Sekolah Feminis 2025 dilaksanakan pada 25–27 Maret 2025 di GPDI Ebenheazer Parigi Moutong, Palu. Total 23 peserta mengikuti kegiatan ini. Proses belajar disusun secara bertahap,semuanya saling berkelindan, membentuk alur refleksi yang utuh dan berkesinambungan.
Proses belajar dimulai dari konteks lokal dengan topik pengalaman dan konsep feminis Lokal”. Konteks lokal mengantar pada refleksi pengalaman hidup sehari-hari menjadi pintu masuk untuk membaca relasi kuasa, norma sosial dan nilai budaya yang membentuk cara berpikir dan bertindak. Topik selanjutnya mengajak peserta untuk menelusuri sejarah dan pemikiran feminis global dan Indonesia.

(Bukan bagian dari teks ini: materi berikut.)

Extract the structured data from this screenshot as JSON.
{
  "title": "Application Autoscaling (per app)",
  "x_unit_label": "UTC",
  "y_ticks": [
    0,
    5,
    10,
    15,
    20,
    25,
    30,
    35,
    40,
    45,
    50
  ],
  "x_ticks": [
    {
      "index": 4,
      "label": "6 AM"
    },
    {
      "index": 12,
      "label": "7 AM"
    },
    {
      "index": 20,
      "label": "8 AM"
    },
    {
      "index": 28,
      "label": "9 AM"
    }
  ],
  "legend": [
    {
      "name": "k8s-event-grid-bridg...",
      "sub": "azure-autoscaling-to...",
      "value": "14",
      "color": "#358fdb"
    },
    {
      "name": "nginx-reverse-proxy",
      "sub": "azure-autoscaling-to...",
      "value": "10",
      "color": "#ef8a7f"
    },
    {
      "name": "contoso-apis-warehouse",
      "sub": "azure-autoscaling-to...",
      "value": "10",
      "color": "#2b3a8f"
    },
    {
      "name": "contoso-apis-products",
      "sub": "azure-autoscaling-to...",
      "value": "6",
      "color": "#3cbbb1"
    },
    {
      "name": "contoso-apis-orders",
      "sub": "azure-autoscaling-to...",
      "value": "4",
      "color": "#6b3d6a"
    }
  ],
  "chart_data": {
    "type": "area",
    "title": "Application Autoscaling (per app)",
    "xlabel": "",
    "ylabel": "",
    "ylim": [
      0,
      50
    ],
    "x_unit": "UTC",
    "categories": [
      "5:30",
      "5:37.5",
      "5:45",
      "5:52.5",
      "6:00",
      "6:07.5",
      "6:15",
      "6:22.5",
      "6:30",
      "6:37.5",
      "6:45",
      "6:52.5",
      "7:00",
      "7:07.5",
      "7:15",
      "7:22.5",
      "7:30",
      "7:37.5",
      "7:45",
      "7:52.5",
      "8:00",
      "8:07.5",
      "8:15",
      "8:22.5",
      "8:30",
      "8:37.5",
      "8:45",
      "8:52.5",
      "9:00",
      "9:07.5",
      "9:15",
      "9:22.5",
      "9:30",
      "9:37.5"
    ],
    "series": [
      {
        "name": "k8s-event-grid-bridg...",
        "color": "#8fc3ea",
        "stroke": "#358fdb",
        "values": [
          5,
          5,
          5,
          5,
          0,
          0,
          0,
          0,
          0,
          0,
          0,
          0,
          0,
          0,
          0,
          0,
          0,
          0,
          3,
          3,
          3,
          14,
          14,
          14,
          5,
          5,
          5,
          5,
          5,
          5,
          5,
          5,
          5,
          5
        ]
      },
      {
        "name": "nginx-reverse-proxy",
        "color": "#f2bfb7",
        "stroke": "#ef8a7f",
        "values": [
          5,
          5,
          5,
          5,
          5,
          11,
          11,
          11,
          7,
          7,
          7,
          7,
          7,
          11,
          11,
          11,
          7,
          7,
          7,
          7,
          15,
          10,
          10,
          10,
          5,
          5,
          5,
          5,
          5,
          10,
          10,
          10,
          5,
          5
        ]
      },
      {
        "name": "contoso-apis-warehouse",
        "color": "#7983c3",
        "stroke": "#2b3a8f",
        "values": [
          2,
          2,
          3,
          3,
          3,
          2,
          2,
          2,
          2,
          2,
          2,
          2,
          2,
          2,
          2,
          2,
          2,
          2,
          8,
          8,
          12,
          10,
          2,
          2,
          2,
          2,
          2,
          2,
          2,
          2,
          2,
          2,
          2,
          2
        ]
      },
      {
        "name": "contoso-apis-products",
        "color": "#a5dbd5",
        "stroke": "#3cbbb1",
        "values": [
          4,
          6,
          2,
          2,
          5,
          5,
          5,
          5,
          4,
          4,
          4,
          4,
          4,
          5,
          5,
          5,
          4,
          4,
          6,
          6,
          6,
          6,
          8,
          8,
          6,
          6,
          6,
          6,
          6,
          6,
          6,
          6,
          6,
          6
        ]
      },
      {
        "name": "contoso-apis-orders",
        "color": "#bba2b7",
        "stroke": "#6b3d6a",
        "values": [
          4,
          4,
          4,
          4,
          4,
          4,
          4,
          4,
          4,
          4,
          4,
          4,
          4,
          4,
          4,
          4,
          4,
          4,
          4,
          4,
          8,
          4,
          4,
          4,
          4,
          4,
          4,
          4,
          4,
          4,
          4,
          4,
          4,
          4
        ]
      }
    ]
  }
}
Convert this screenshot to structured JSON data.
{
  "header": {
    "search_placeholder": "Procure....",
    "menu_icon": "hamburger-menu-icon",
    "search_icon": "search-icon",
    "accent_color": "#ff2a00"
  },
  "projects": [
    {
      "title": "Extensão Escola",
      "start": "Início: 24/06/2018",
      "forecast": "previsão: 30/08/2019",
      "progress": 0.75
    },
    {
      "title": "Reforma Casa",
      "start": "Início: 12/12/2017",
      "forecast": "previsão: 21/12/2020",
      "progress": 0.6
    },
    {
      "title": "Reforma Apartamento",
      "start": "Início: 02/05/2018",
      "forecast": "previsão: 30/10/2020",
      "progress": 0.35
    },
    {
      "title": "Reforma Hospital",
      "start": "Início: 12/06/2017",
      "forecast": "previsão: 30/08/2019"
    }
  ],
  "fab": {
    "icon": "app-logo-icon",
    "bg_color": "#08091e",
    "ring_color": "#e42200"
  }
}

Pembahasan ini membantu peserta memahami feminisme yang lahir dari berbagai situasi ketidakadilan yang berkembang melalui konteks sosial, politik dan budaya yang berbeda. Rangkaian pembelajaran juga dipertajam melalui topik feminisme dalam konteks kekristenan dan gerakan PERUATI. Peserta diajak untuk membaca bagaimana refleksi teologis membangun kesadaran feminis dalam kerja-kerja gerakan.
Di sela-sela sesi tematik, peserta mengikuti tugas refleksi kelompok. Ruang ini menjadi wadah untuk berdiskusi tentang materi dan mengaitkannya dengan pengalaman masing-masing. Proses refleksi ini menegaskan bahwa feminisme tidak berhenti pada pengetahuan konseptual, melainkan menuntut keterlibatan personal dan dialog kolektif. Peserta didorong untuk lebih berani bersuara melalui pengalaman dan analisis mereka terhadap konteks ketidakadilan yang terjadi dan mereka hadapi.